Première critique : la proposition de loi étant une réponse structurelle aux seules difficultés de la LMDE, les mutuelles régionales ne devraient pas avoir à en pâtir.
J’estime, pour ma part, que le système est démesurément complexe, qu’il n’est pas adapté à la massification de l’enseignement supérieur, qu’il crée une distinction élitiste entre les étudiants et les autres jeunes du même âge. Je n’accepte donc pas que l’on refuse de simplifier le système pour justifier l’organisation actuelle. Je rappelle que cette proposition de loi a été déposée avant que les problèmes de la LMDE se fassent jour. Son objectif est uniquement de simplifier la vie des étudiants.

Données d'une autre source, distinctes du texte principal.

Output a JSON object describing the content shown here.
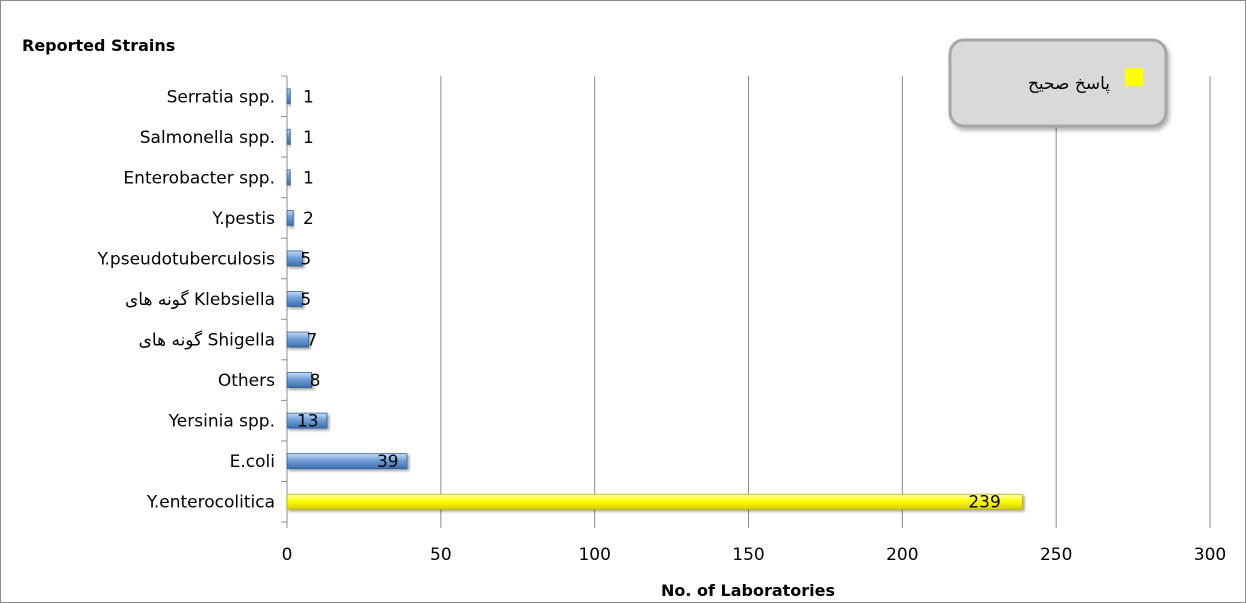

Deuxième critique : l’autonomie des jeunes serait remise en question. C’est faux ! Je vous l’ai dit, ils seront des affiliés à part entière, recevront leurs remboursements en leur nom propre et leur droit à l’intimité ne sera en aucun cas remis en question.
Enfin, troisième critique : les mutuelles étudiantes ne pourraient plus continuer à remplir leurs missions de prévention.

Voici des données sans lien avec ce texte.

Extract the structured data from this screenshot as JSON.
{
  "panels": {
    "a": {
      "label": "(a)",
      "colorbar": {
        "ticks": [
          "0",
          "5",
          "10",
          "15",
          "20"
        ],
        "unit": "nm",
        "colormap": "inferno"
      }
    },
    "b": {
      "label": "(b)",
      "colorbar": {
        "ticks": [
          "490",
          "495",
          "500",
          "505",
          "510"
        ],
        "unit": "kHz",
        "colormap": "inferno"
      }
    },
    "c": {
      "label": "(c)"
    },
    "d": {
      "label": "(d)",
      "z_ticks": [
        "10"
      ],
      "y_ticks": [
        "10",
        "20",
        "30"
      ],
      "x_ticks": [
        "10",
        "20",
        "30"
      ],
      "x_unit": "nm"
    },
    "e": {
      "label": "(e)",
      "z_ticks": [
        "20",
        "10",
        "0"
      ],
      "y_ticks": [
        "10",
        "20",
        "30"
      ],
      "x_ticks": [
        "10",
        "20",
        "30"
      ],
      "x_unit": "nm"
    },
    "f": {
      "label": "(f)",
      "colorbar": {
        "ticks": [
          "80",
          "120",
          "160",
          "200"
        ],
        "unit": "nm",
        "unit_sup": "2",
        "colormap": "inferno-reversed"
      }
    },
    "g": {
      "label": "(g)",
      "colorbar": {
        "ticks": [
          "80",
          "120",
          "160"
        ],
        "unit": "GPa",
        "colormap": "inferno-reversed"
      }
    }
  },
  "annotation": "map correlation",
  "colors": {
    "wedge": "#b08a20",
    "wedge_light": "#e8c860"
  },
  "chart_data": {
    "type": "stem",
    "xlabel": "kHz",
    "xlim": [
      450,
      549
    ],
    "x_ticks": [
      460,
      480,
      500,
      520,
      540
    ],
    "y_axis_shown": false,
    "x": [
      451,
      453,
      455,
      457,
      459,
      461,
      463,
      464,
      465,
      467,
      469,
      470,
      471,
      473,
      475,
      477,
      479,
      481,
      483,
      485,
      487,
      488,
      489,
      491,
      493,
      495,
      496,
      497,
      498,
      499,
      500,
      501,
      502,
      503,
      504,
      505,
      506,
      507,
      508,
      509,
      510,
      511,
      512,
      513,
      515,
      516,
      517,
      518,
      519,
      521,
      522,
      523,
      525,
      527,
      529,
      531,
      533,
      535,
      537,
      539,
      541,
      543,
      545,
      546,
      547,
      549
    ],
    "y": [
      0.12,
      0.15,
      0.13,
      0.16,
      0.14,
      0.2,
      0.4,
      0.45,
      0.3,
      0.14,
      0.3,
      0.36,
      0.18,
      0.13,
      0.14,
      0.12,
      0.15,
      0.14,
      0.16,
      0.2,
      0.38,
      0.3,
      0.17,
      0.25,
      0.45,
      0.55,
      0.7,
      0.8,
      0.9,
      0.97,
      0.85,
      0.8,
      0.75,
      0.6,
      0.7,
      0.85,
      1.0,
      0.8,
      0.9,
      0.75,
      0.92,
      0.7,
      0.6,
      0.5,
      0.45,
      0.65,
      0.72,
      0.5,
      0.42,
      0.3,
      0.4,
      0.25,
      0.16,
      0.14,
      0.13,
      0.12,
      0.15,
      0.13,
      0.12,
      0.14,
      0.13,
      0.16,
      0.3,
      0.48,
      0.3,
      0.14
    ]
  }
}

Vous le savez, puisque c’est la troisième fois que j’interviens sur ce thème, je suis dubitative quant à l’efficacité de ces actions. Cependant, si les deux réseaux continuaient d’exercer leur activité d’assurance complémentaire, rien ne les empêcherait, bien au contraire, d’intervenir sur ces questions. Rien n’empêcherait non plus les services universitaires de médecine préventive et de promotion de la santé – les SUMPPS, que Mme Fioraso a accepté de rebaptiser de façon plus heureuse – de renforcer leur action et de collaborer avec les associations étudiantes.
Avec ce texte, je n’entends pas nier toute spécificité à cette période de transition qu’est la vie étudiante, même si je doute que cette dernière soit plus difficile que la vie des autres jeunes, en particulier de tous ceux qui sont sans emploi. Mais je veux améliorer la situation de 1 700 000 personnes en simplifiant un système devenu obsolète.

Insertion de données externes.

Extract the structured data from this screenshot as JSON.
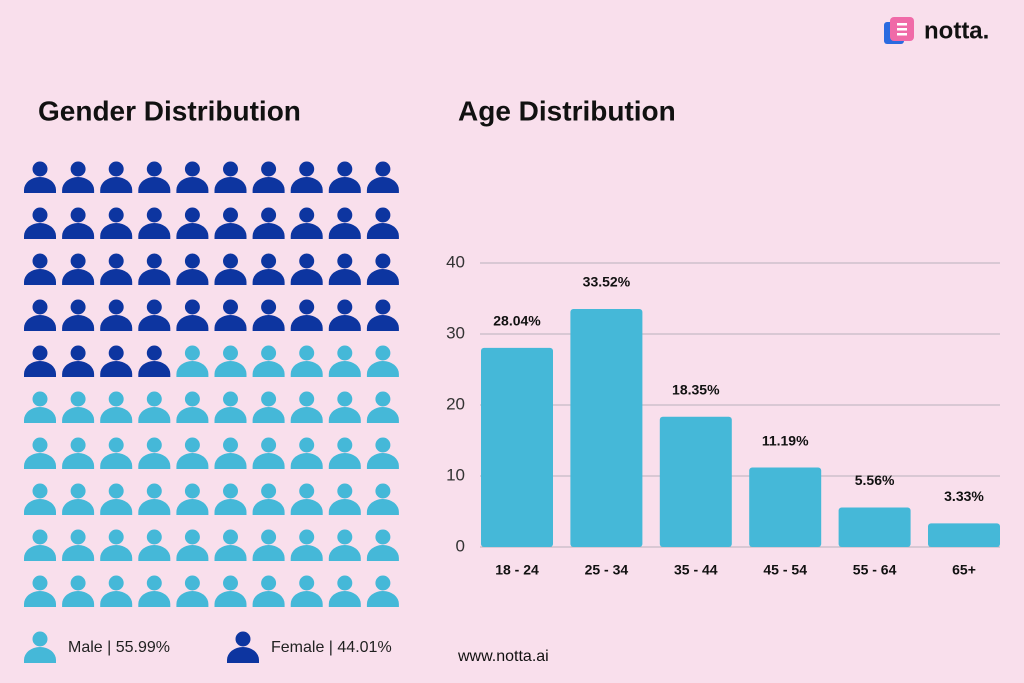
{
  "brand": {
    "logo": "notta.",
    "url": "www.notta.ai"
  },
  "chart_data": [
    {
      "type": "pictogram",
      "title": "Gender Distribution",
      "series": [
        {
          "name": "Male | 55.99%",
          "color": "#45b8d8",
          "values": [
            55.99
          ]
        },
        {
          "name": "Female | 44.01%",
          "color": "#0d35a0",
          "values": [
            44.01
          ]
        }
      ]
    },
    {
      "type": "bar",
      "title": "Age Distribution",
      "categories": [
        "18 - 24",
        "25 - 34",
        "35 - 44",
        "45 - 54",
        "55 - 64",
        "65+"
      ],
      "values": [
        28.04,
        33.52,
        18.35,
        11.19,
        5.56,
        3.33
      ],
      "value_labels": [
        "28.04%",
        "33.52%",
        "18.35%",
        "11.19%",
        "5.56%",
        "3.33%"
      ],
      "color": "#45b8d8",
      "ylim": [
        0,
        40
      ],
      "yticks": [
        0,
        10,
        20,
        30,
        40
      ],
      "grid": true
    }
  ]
}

Si nous votons ce texte ce soir, nous aiderons des centaines de milliers de jeunes à sortir du labyrinthe, telle Ariane aidant Thésée.
M. Ronan Kerdraon. Monsieur le président, madame la ministre, mes chers collègues, la santé des étudiants est un sujet que nous tient particulièrement à cœur. Aussi me réjouis-je de ce débat, qui ne peut que contribuer à améliorer leur protection sociale. Même si les jeunes, cela vient d’être dit, sont moins malades que le reste de la population, ce fait ne doit en aucun cas constituer une excuse à une dégradation des services sanitaires et sociaux qui leur sont dédiés.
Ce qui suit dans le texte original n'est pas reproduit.